Surgical decision-making can be complex. Careful consultation with the surgeon is necessary to be sure everyone is on the same wavelength. Sometimes, we physicians have to draw on our experience and training to help the patient understand that what she wants is not always feasible; not everyone comes into the office with a complete understanding of the options and issues. It is an educational process, and the decisions have tradeoffs. Bigger implants, for example, are thought to carry more risk for long term problems, such as sagging or more serious complications.
Most breast augmentation procedures enlarge the breast with an implant filled with salt water or "saline," similar to the water that makes up 70 percent of the body. Presently, the liquid silicone-filled gel implants are used only for reconstruction or to replace a saline implant. They may be available soon for first-time implants. Silicone implants are more natural-feeling, but may become firm (due to "capsular contraction") over time more often than saline implants. Perhaps 20 percent of silicone gel implants eventually develop unacceptable capsular contraction, while this occurs in only a small percent of saline implants.
Size and Style
When you come to the doctor's office for a consultation, he will help you choose the implant size and shape that is best for you. This is done by literally "trying on" different implants. The doctor and/or counselor will show you a variety of implant "shells" — plastic sacs filled to different capacities. You slip these into a bra to see their effect, trying on different sizes and discussing the options. The doctor may also measure your breast and chest to help determine which size will be the most effective and best complete your figure. This last idea — choosing an implant that completes your figure — is a very important one. Many women are so anxious to have larger breasts that they don't care about proportion. The diameter of the implant must be matched to a woman's chest size. "The bigger the better" is a common attitude. But if the size is too big, complications and sagging are more common.

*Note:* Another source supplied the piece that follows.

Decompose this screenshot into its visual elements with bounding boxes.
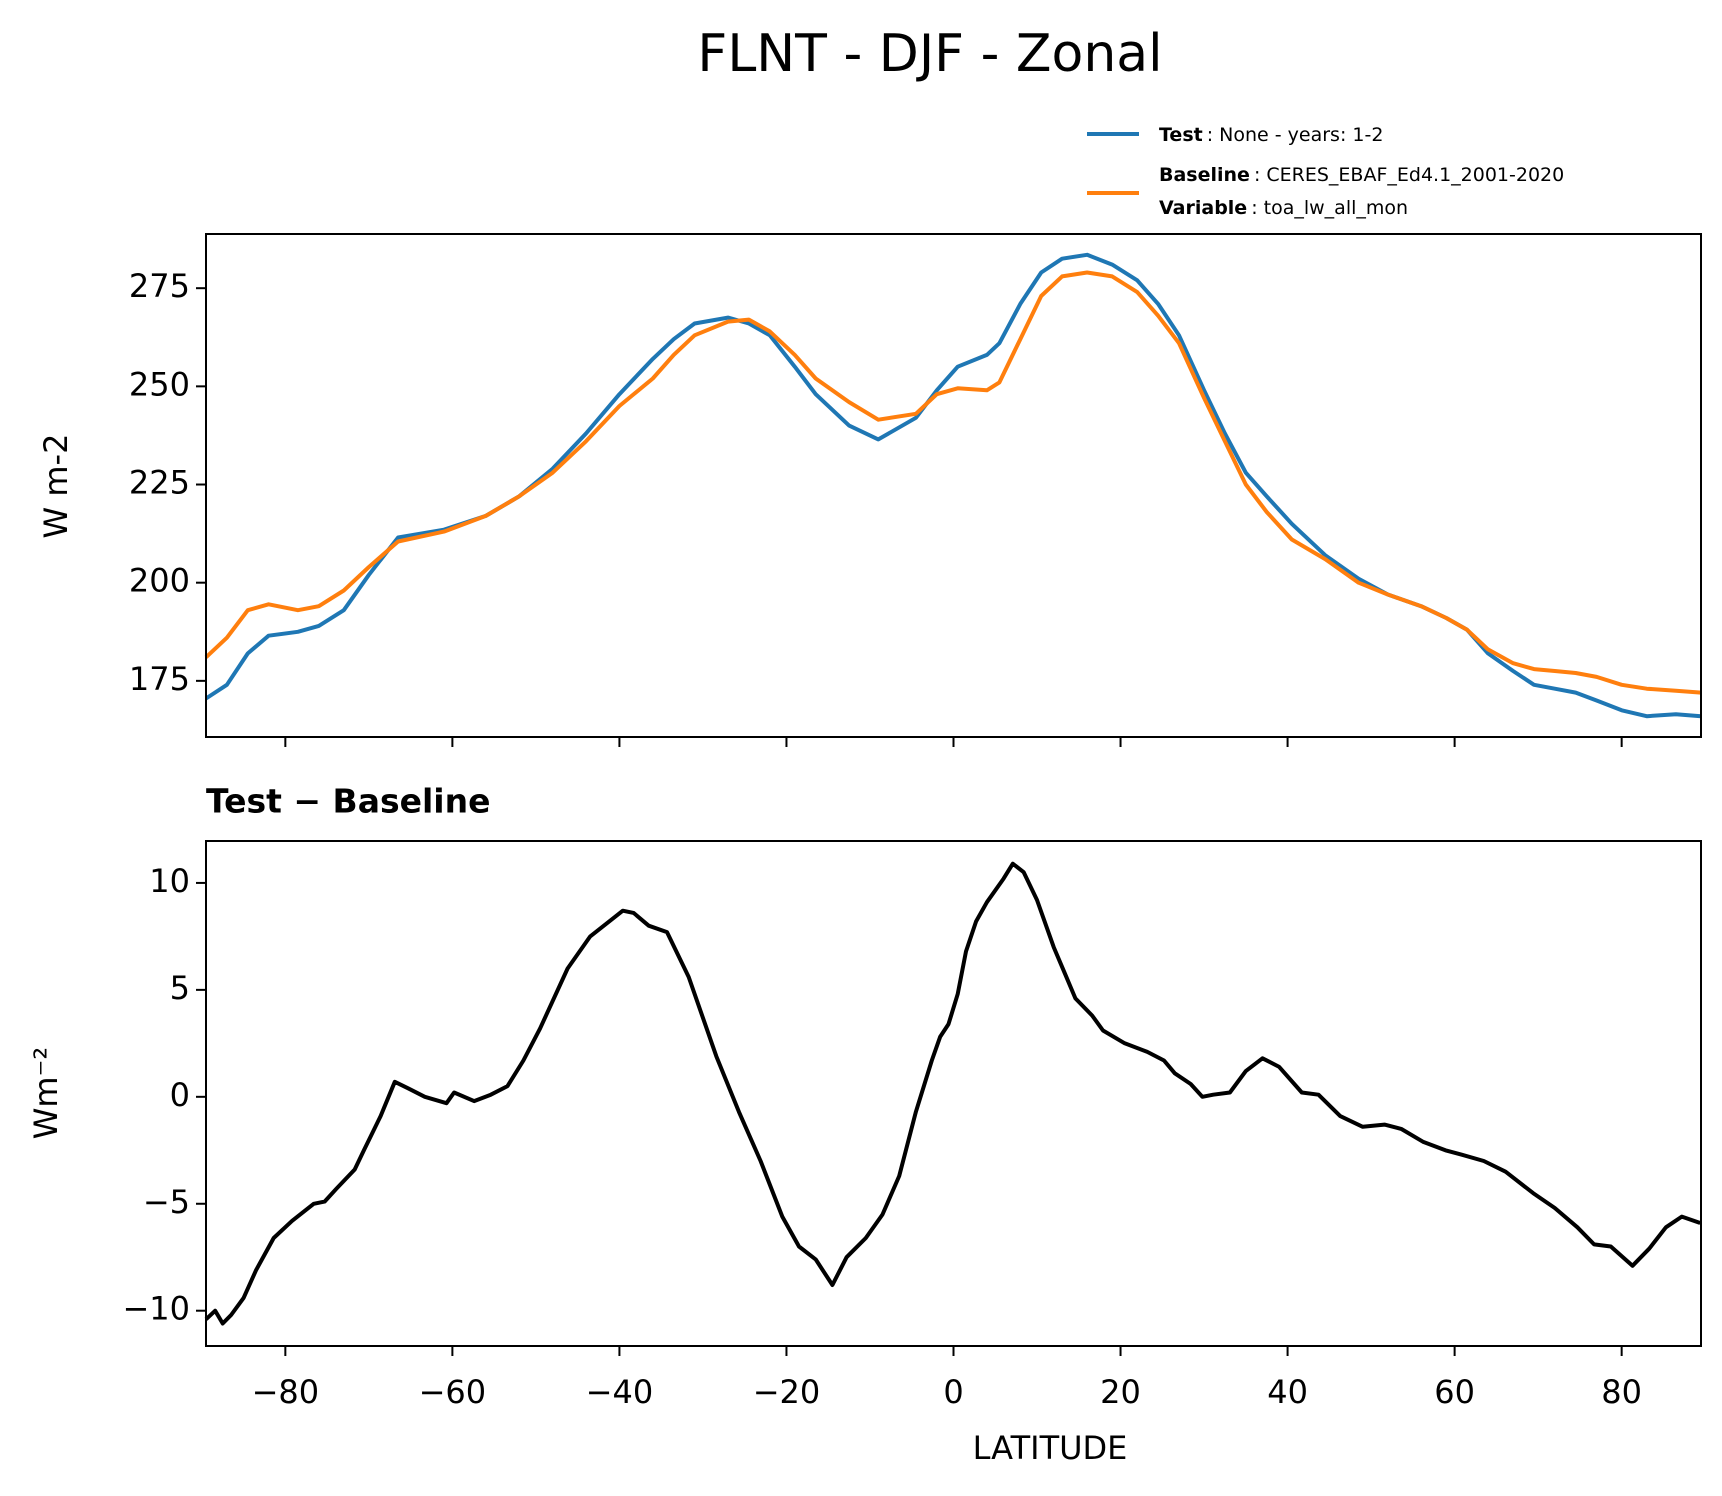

Shape is important too. The new, modern implants come in regular, moderate profile, high profile, and teardrop shapes. The new "high profile" shape came out in 2002 and many surgeons view this as a superior implant because it typically produces much less "rippling" or visibility of irregularities at the implant's edge. The "profile" is slightly higher, but this is usually a quite natural effect. We now use these high profile implants for most of our patients. The teardrop shape, on the other hand, is not very popular because it is designed to look best when the patient is standing up: an unnatural concept. We don't currently use these implants. And although "textured" implants were originally thought to produce less scarring than smooth ones, this is now in doubt. We use smooth implants because they can't be felt as easily through the skin.
Patients may want to bring in a photograph of a topless model from a men's magazine or lingerie catalog showing what they consider to be ideal breasts. Of course doctors can't promise an exact match, but we can get an idea of the patient's expectations.
Silicone gel implants feel much more like normal breast tissue than saline implants, and in my opinion are usually preferable. However, in the early 1990s, the Food and Drug Administration, in a very conservative and controversial move, banned them for use in initial augmentation, unless some sort of breast lift or reconstruction is performed. This set off several billion dollars in lawsuits based on "junk science," or more accurately their "junk" opinion expressed by (then) FDA Chairman David Kessler. Currently, gel implants can also be used in implant replacement surgery, and soon may be available for unrestricted use. While scientific evidence proves the gel implants are extremely safe, the capsular contraction rate, or chance of becoming hard, is higher. It's all a tradeoff, and consultation with your surgeon will help you make the right choice.